Is a return of American Idol on the horizon? According to multiple sources and reported by Variety, the reality singing competition show could be getting a revival on NBC. Since its final bow on FOX, Variety reports that Idol's producers at Fremantle have shopped it around to other networks in search of a revival. Per Variety, sources close to the discussions say NBC has been pitched a revival and officials are now "mulling options on how to integrate the show into its programming slate." One such option, according to the report, is to cut NBC's other reality singing show, The Voice from two seasons a year to one - but no deal of any kind has been met.

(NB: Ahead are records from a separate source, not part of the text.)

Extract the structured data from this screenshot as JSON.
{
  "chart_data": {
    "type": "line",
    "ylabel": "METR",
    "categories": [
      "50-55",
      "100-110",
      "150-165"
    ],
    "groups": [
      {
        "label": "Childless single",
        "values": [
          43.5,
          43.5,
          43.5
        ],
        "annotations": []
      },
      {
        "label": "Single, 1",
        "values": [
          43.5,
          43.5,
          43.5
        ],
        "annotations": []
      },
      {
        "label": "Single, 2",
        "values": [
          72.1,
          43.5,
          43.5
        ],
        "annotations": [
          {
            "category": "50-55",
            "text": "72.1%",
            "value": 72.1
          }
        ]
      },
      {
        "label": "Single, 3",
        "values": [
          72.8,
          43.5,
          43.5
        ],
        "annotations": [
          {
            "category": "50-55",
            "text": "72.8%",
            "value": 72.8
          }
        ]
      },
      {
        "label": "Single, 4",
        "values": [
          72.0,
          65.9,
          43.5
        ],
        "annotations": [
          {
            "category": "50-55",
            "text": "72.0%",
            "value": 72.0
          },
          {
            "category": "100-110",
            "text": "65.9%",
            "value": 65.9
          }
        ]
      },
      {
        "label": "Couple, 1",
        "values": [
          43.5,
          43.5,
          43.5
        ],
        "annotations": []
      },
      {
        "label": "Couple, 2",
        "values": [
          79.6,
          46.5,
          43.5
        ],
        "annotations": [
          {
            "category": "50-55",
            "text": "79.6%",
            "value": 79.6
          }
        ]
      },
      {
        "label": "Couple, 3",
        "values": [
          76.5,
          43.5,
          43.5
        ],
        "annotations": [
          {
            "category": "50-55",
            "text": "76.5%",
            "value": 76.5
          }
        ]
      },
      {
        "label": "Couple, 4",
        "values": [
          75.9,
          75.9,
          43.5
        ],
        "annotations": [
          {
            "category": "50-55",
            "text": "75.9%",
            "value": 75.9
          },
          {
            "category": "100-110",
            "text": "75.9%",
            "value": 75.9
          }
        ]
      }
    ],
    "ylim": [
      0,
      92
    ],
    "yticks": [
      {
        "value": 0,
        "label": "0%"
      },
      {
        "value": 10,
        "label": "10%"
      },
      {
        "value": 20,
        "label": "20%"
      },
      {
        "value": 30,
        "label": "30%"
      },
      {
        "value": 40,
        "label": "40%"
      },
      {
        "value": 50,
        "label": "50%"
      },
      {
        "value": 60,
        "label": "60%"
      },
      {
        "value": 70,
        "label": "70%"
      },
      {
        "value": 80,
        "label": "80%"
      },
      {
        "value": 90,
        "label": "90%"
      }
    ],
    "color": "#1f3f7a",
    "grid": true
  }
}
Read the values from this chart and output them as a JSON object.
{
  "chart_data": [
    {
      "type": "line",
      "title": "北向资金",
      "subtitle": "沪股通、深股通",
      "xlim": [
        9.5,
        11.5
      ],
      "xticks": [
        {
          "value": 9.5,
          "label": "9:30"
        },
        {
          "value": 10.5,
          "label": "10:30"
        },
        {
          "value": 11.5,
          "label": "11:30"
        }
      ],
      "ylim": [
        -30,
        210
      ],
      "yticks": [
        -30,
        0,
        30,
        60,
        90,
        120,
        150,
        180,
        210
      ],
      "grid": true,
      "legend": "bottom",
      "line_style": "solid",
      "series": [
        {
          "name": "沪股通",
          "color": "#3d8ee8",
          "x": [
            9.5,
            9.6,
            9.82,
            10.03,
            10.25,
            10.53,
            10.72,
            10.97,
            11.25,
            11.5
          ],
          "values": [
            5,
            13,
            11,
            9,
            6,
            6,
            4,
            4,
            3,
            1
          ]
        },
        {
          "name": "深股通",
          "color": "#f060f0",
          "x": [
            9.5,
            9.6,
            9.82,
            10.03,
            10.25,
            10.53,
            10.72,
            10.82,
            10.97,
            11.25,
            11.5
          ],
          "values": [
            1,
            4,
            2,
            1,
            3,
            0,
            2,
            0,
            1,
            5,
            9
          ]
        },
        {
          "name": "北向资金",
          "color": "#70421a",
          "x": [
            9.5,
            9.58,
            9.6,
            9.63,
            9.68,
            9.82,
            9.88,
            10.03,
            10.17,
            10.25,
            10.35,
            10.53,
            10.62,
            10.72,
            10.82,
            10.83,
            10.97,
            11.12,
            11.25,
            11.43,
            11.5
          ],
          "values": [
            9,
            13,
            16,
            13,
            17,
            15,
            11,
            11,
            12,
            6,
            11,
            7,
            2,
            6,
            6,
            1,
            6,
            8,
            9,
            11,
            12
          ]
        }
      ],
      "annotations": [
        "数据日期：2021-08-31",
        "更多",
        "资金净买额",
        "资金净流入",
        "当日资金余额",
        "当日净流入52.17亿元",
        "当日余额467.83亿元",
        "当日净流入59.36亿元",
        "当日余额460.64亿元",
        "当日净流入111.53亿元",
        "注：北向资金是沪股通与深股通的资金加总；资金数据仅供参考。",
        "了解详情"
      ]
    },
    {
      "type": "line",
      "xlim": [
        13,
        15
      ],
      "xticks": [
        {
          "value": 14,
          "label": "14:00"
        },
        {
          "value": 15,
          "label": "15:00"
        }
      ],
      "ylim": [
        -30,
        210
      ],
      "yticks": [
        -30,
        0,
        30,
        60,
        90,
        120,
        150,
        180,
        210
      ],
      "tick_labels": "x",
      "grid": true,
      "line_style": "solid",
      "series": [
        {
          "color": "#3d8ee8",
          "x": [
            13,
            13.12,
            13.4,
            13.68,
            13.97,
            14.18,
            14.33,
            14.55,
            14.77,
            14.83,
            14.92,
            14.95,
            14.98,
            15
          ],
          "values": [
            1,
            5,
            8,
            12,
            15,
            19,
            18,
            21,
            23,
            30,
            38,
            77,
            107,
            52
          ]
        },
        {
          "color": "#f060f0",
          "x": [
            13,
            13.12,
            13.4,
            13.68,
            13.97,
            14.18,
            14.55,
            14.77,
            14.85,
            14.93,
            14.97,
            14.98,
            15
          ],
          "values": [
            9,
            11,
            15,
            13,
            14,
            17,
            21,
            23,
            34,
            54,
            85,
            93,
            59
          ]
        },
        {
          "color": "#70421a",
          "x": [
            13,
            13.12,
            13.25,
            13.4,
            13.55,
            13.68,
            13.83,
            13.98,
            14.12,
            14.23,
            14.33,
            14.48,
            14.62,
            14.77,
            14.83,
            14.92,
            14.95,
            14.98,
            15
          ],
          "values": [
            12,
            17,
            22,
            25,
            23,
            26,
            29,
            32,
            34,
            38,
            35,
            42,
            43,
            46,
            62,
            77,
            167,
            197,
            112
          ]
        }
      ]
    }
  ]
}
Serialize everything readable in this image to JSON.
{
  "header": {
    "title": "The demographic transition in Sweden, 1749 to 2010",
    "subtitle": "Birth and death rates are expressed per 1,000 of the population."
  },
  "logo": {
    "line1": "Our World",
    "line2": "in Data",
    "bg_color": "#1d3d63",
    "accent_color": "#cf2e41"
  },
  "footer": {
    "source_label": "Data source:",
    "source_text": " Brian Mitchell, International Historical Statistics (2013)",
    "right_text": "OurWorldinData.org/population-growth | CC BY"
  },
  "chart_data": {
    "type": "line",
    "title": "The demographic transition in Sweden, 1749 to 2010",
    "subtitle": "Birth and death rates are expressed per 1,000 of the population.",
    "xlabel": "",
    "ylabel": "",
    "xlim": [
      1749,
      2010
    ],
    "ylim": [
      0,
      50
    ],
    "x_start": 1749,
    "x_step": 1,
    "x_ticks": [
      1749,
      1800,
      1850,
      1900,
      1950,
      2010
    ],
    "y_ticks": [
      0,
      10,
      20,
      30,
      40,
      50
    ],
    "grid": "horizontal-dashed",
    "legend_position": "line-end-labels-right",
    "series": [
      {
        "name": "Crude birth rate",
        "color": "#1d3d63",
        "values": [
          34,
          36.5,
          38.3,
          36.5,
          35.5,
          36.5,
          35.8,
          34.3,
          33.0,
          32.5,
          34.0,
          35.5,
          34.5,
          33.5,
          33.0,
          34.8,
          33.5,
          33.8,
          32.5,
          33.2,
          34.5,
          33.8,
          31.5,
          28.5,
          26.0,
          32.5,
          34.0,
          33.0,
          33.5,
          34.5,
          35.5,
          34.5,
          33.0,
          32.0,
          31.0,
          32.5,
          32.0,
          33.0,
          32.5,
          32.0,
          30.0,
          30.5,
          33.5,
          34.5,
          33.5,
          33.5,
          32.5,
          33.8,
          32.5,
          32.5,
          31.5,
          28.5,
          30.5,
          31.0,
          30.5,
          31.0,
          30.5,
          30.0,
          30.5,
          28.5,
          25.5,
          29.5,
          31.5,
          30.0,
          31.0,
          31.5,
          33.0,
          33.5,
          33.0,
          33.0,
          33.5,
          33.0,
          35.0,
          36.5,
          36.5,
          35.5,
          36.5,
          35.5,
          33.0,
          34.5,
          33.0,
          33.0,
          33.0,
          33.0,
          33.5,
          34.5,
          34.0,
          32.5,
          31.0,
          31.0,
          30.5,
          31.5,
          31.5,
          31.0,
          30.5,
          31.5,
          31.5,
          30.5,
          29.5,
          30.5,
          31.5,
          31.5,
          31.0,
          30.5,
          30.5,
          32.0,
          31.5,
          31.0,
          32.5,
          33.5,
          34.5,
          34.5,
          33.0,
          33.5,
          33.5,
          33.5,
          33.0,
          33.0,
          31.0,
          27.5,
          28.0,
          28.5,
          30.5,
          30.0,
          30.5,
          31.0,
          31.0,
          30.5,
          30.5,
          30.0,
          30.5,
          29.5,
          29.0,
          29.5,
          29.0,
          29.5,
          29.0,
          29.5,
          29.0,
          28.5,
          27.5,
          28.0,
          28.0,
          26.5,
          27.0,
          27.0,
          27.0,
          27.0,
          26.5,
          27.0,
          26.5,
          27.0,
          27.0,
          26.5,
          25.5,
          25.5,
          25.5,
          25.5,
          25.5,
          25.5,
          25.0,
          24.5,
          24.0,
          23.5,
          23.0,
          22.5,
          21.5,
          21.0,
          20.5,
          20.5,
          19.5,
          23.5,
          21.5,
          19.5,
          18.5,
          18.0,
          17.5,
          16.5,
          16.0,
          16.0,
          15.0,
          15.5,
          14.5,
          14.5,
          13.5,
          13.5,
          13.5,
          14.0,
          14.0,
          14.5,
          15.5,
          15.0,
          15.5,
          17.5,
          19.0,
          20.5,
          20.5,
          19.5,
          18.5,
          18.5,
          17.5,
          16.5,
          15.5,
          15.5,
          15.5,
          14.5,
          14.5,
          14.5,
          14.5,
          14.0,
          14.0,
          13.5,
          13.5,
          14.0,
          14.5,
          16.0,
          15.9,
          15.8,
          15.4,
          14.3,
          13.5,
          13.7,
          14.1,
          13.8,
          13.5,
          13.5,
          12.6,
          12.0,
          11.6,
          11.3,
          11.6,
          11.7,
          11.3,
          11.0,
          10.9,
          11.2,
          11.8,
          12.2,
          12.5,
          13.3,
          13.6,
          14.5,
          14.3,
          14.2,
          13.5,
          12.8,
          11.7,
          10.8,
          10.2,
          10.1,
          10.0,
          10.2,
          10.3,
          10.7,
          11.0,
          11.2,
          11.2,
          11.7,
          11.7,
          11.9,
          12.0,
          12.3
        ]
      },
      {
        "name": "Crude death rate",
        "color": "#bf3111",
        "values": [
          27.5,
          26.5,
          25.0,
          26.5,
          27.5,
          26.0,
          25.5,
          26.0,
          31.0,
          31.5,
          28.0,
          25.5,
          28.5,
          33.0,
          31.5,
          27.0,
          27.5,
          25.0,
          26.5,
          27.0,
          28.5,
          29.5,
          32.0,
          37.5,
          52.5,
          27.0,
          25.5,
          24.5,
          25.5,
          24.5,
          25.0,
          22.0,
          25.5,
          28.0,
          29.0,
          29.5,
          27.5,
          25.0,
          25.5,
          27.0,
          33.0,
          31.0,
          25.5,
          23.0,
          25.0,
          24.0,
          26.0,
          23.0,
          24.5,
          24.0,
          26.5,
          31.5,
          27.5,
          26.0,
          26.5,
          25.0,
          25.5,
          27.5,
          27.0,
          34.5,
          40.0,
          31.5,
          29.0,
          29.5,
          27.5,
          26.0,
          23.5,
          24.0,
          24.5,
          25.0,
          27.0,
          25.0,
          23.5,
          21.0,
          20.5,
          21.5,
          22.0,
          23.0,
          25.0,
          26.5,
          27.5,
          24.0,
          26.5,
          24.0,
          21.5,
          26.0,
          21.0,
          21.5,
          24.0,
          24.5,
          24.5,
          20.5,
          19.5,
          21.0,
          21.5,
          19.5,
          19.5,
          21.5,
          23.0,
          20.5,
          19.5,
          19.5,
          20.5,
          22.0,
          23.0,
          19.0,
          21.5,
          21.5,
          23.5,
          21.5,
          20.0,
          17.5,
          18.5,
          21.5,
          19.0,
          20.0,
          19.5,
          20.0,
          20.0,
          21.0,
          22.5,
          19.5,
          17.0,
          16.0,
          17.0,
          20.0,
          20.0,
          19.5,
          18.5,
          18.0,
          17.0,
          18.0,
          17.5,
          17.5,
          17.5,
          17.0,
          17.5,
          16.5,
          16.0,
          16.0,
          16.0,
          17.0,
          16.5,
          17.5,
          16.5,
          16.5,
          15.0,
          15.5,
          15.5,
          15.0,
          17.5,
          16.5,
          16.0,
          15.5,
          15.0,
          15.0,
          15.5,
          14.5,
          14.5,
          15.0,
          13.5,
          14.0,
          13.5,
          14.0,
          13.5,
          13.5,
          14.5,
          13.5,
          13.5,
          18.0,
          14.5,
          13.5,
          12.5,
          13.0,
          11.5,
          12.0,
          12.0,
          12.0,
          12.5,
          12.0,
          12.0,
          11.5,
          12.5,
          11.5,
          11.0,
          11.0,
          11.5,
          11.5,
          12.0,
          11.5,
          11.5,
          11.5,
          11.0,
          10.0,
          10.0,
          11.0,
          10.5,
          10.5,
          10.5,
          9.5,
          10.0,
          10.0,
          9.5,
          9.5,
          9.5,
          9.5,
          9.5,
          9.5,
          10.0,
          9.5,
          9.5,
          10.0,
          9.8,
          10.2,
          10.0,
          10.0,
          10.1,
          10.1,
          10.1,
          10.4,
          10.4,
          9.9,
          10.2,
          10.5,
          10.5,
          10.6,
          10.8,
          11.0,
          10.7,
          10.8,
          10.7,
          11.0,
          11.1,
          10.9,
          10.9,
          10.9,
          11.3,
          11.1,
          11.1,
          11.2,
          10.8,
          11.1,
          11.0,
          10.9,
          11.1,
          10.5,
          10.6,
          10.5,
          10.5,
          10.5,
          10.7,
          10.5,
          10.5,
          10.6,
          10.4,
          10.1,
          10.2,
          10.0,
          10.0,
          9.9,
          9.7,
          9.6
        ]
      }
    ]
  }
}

Idol ran on FOX from 2002 to 2016. During its heyday, it received a 12.4 rating among the coveted 18-49 demographic and 36.4 million viewers, according to Nielsen and as cited by Variety. Practically unheard of nowadays. After its peak, Idol experienced a decline throughout the years from 36.4 million viewers to 9.1 million in 2016, which is still indicative of a healthy show by today's standards. Despite that, FOX pulled the plug which, if you know me, infuriated me as an Idol superfan. This latest news has made me feel as giddy as a child on Christmas but I'll (try to) be cautious about my giddiness!
5. Ansel Adams Exhibit
Ansel Adams, one of our country's great photographers, is being celebrated at the North Carolina Museum of Art with a special exhibit. The exhibit, called Ansel Adams: Masterworks, showcases a selection of the photographer's great works throughout his life. You know that I, as a photography junkie, would love something like this so I checked it out. I couldn't take photos of the works inside the exhibit of course but, let me tell you, the pieces on display were magnificent. I studied a little of Adams' works while at N.C. State but the exhibit really opened my eyes to the sheer mastery he possessed. Some of the works included snippets detailing technical bits on how Adams was able to achieve the photo, which were interesting to read. Afterward, there was a store where I picked up a poster featuring one of his works, entitled Moon and Half Dome: Yosemite National Park, California, 1927.